But what is the history for Guyana Carnival ? This country is no different from the entire Caribbean which has a history of carnivalesque traditions. The carnivalesque is not only found in carnival, but it is a tendency to have traditions and revelry based on masquerades, indigenous popular music and costumed bands, even in those countries outside of the carnival belt.

Guyana had an independence carnival in the 1960s. Independence in 1966 was marked with such a carnival staged by the Jaycees. These revelries drew together what was being practiced in the country since before independence. They included steel band, calypso, float parades, the Band of the Year (costumed bands with prizes and titles for the best designers) and street revelry known as “tramping”. There was indeed an old form of a J’ouvert equivalent – “fore-day morning jump-up” with revelers dancing (tramping) behind steel bands on the road.

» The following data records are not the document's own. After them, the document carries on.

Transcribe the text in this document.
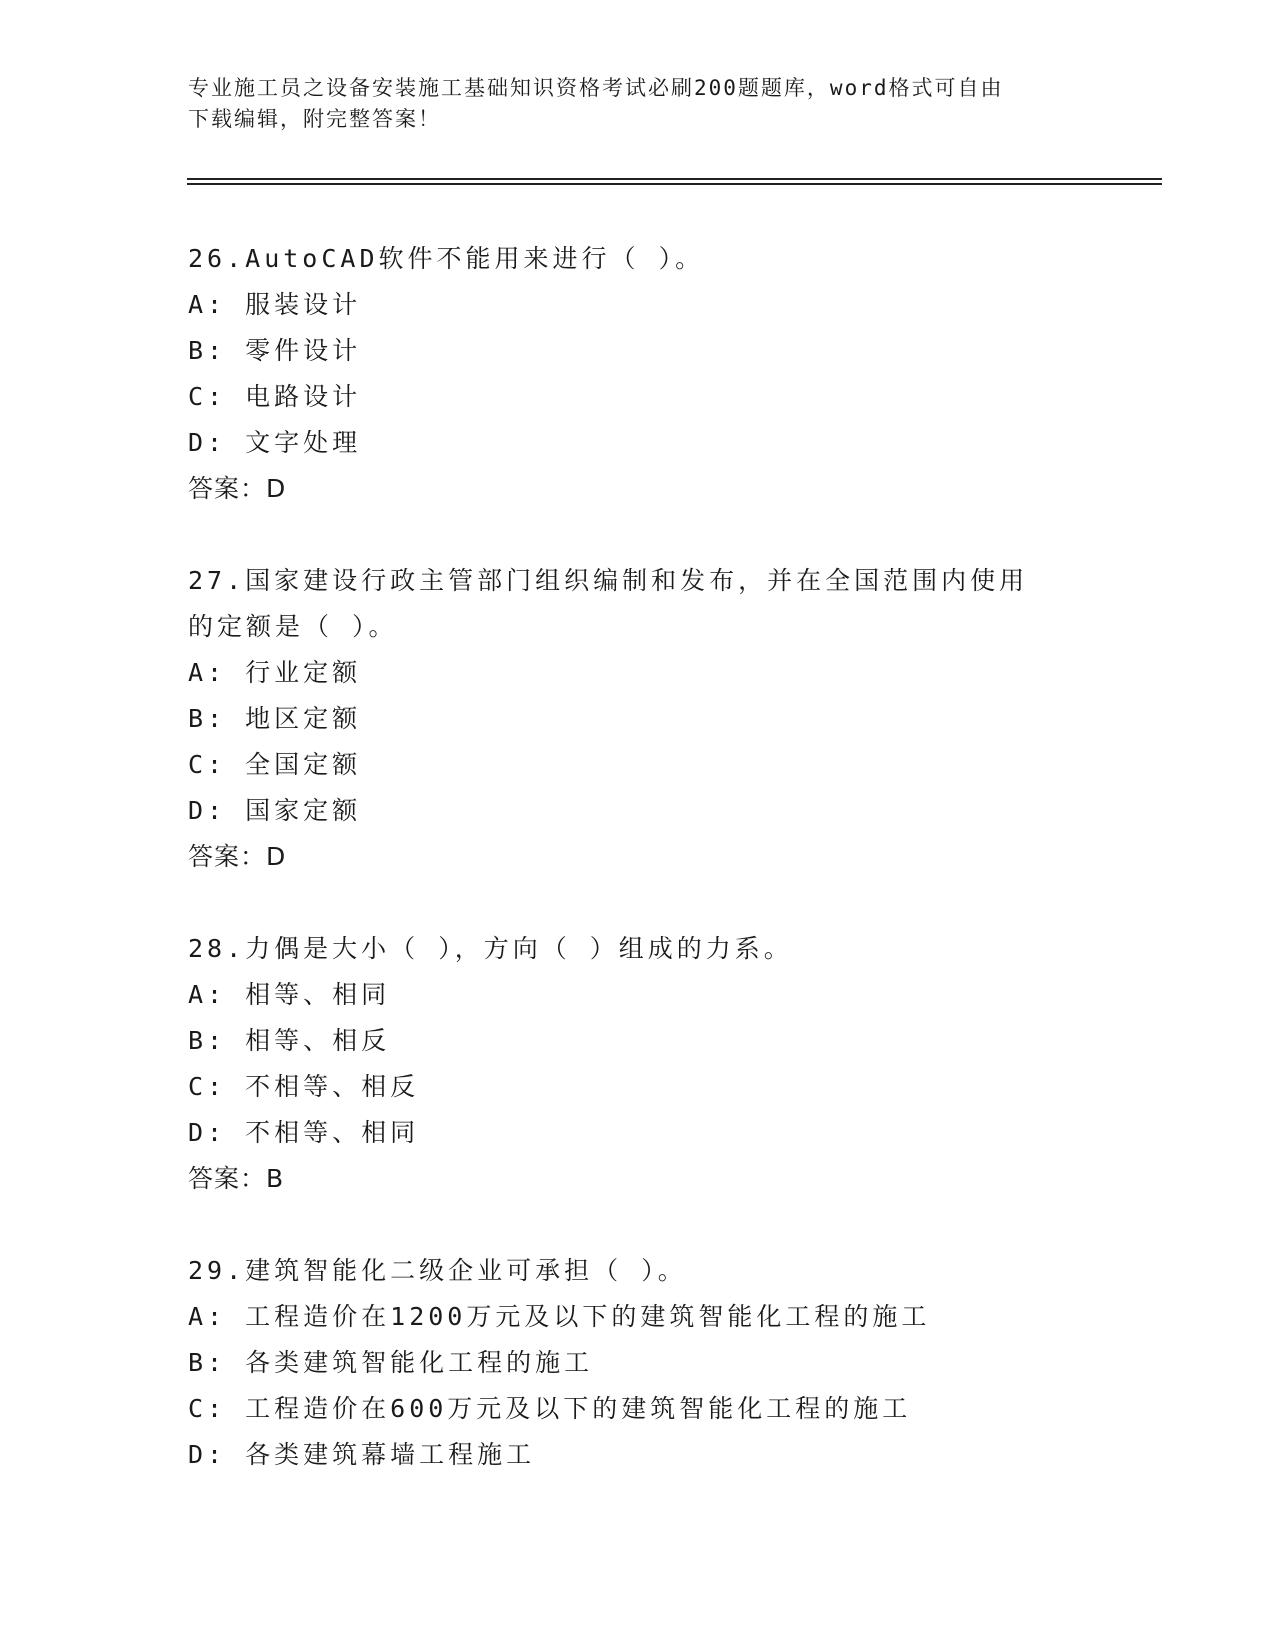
专业施工员之设备安装施工基础知识资格考试必刷200题题库，word格式可自由
下载编辑，附完整答案！
26.AutoCAD软件不能用来进行（ ）。
A: 服装设计
B: 零件设计
C: 电路设计
D: 文字处理
答案：D
27.国家建设行政主管部门组织编制和发布，并在全国范围内使用的定额是（ ）。
A: 行业定额
B: 地区定额
C: 全国定额
D: 国家定额
答案：D
28.力偶是大小（ ），方向（ ）组成的力系。
A: 相等、相同
B: 相等、相反
C: 不相等、相反
D: 不相等、相同
答案：B
29.建筑智能化二级企业可承担（ ）。
A: 工程造价在1200万元及以下的建筑智能化工程的施工
B: 各类建筑智能化工程的施工
C: 工程造价在600万元及以下的建筑智能化工程的施工
D: 各类建筑幕墙工程施工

This was shifted from Georgetown to Linden by the Jaycees. It was that annual event that was transformed and re-shaped into Mashramani as a celebration of Guyana’s Republic Day in 1970.  One of the ironies is that the framers sought to remove the elements of imitation and borrowings from the Trinidad carnival. A number of things were modified, and others included, which they felt were more appropriate for an independent republic in a post-colonial context with its new ‘indigenous’ name Mashramani. Ironically, this has come full circle, and Guyana is now adopting wholesale, the carnival imitation shunned in 1970. The independence carnival has returned.

There are other ironies. The 48-year-old Guyanese festival of Mashramani now seems a bit less privileged on the national scale of priorities than the new borrowed event. In 2016, the Mashramani Day road march with parade of bands which is the peak and the greatest spectacle of the festival was cut out and transplanted in order to build a core for the independence carnival to celebrate the 50th anniversary.

What is more, leading Guyana Carnival singers are now highly visible in carnival 2018, doing commercials and appearing in shows. Tamika Marshall, Kwasi ‘Ace’ Edmundson, Adrian Dutchin, Jumo Primo, Michelle ‘Big Red’ King and Natural Black are foremost in the local industry but were missing from Mashramani. Even those who used to compete for the Mashramani Soca Monarchy no longer do so. It is as if they do not see it as important to their careers, their popularity, their achievement ambitions, their financial earnings or their CV to compete in Mashramani. Yet they have not hesitated to be jewels in the crown of the new carnival.

A few years ago, a Soca Monarchy winner failed to turn up to defend his crown. Another made a statement that he was withdrawing from the competition to allow the newer, up-and-coming pretenders to get a chance to win the contest. Obviously, he had arrived. The deepened irony is that these things never happen in the Trinidad carnival now being imitated. Can you imagine the huge scandal and outrage in Trinidad if Machel Montano did not bother to turn up to defend his Soca Crown? No Trinidadian Soca singer, not even the biggest international stars, considers him/herself too great or too big to compete in the carnival competitions each year.

The old veteran of 45-plus years, The Mighty Chalkdust, won the calypso crown in 2018. There was no talk, even from such a legend, of stepping aside for new entrants. There is great pride, sense of achievement and feverish competitive spirit among the best in the field like Fay Ann Lyons, Bunji Garlin, Montano, Destra and others to compete for the carnival championships.

Guyanese do not seem to regard Mashramani as important enough. The authorities did not think it mattered that the Soca Monarchy was dropped for a few years. They did not see it as relevant to maintain consistency and traditions to make the festival work. The high energy now burning to ignite this carnival were damp coals last February at Mashramani time. If all of this fervor is expended on the premier festival each year it would undoubtedly help.

The enthusiasm, the fever at Guyana Carnival , the financial investment now driving this carnival can well be garnered to fuel Mashramani. The greatness emblazoned in the Trinidad carnival is what Guyana now seeks to reproduce in a fairly superficial fashion. But Trinidad allowed its carnival to grow through many decades of turmoil and struggle to evolve to its present throne of grandeur, while Guyana puts its own tradition in peril in order to glorify and build a borrowed one.